À Doha, le Qatar Economic Forum 2025 s’ouvre sous surveillance diplomatique. Elon Musk, les ministres du Golfe et les géants de l’énergie dessinent les contours d’une nouvelle architecture économique régionale.
Le Qatar déroule le tapis rouge. Pendant trois jours, Doha accueille la cinquième édition du Qatar Economic Forum, une vitrine soigneusement calibrée pour attirer les capitaux, façonner les récits économiques globaux, et rappeler que le petit émirat entend jouer dans la cour des grands.
Le ton est donné dès l’ouverture : Elon Musk prend la parole le premier, confirmant son statut de figure incontournable de la tech mondiale. Mais au-delà des projecteurs, le forum est aussi traversé par des tensions plus souterraines.
Le Golfe cherche une voix commune
Les ministres de l’Économie du Qatar (Ali Al-Kuwari), de l’Arabie saoudite (Faisal Alibrahim) et le ministre turc des Finances (Mehmet Simsek) se retrouvent autour d’une table pour parler de croissance régionale. Le ton est cordial, mais le message est clair : le Golfe veut se positionner comme un bloc de stabilité et de modernité face aux incertitudes mondiales.

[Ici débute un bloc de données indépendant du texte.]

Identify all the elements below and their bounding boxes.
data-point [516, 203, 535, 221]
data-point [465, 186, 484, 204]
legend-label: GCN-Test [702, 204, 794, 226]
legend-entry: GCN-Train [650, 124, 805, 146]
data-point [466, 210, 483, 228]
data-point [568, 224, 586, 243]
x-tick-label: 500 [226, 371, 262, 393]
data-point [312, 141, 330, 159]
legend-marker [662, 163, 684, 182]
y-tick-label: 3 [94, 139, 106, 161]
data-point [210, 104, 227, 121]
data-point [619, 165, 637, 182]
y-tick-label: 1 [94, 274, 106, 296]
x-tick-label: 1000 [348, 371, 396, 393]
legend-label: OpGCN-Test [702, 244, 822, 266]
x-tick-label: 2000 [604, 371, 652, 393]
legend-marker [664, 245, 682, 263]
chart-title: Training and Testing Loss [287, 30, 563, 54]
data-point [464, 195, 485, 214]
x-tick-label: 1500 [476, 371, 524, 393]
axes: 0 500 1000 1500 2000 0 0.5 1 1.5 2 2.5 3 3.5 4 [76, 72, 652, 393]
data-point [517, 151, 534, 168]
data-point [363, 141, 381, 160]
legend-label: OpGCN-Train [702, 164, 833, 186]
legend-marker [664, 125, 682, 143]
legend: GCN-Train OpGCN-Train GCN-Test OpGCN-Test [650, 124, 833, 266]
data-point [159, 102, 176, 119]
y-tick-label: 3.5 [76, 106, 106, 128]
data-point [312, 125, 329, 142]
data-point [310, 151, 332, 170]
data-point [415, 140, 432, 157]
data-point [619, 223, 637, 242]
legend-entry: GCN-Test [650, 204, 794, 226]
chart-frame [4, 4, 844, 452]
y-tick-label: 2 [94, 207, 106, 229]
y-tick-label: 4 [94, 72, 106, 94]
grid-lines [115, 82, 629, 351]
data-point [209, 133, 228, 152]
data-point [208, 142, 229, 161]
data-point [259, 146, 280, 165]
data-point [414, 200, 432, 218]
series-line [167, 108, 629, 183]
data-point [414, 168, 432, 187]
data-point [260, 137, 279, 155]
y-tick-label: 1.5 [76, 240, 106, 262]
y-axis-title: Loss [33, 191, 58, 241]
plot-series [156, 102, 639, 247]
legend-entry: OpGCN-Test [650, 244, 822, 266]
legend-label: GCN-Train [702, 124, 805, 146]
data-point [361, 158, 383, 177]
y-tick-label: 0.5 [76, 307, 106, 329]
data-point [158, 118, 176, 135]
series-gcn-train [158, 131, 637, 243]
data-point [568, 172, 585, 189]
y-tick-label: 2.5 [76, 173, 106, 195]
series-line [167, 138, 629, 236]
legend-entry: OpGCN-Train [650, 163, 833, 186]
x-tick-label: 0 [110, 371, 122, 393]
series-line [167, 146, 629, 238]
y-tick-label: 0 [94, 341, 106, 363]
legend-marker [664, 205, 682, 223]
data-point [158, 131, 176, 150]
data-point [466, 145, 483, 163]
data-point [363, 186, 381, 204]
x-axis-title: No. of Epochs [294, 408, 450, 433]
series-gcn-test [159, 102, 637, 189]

La présence du fonds souverain du Qatar, poids lourd des investissements globaux, souligne l’ambition de Doha de devenir un acteur structurant de la nouvelle économie verte, numérique et globale.
Trump en toile de fond
Mais l’ombre de Donald Trump plane sur l’événement. Le Qatar a dû démentir fermement les allégations selon lesquelles l’émirat aurait offert un avion à l’ancien président américain — désormais candidat — en échange d’un soutien politique. Doha dénonce une manipulation médiatique. « Il ne s’agit en aucun cas d’un pot-de-vin », a tranché un représentant officiel.
La séquence embarrasse, mais révèle aussi un point central : le Qatar cherche à se placer au centre des grands équilibres, entre Washington, Riyad, Pékin et Ankara. Et à soigner ses relations avec ceux qui comptent, présents ou futurs.
L’énergie comme levier stratégique
Autre intervenant de poids : Saad Al-Kaabi, ministre qatari de l’Énergie. Aux côtés du PDG de ConocoPhillips, Ryan Lance, il rappelle que le Qatar reste l’un des leaders mondiaux du gaz naturel liquéfié (GNL). Un levier qu’il sait manier avec finesse dans les discussions bilatérales — y compris en Europe.
Le forum s’ouvre ainsi sur un double front : celui de la croissance, bien sûr, mais aussi celui de la lutte d’influence. Entre invitations aux grands noms de la Silicon Valley et réaffirmation des ambitions énergétiques, le Qatar assume plus que jamais son rôle de carrefour du pouvoir économique.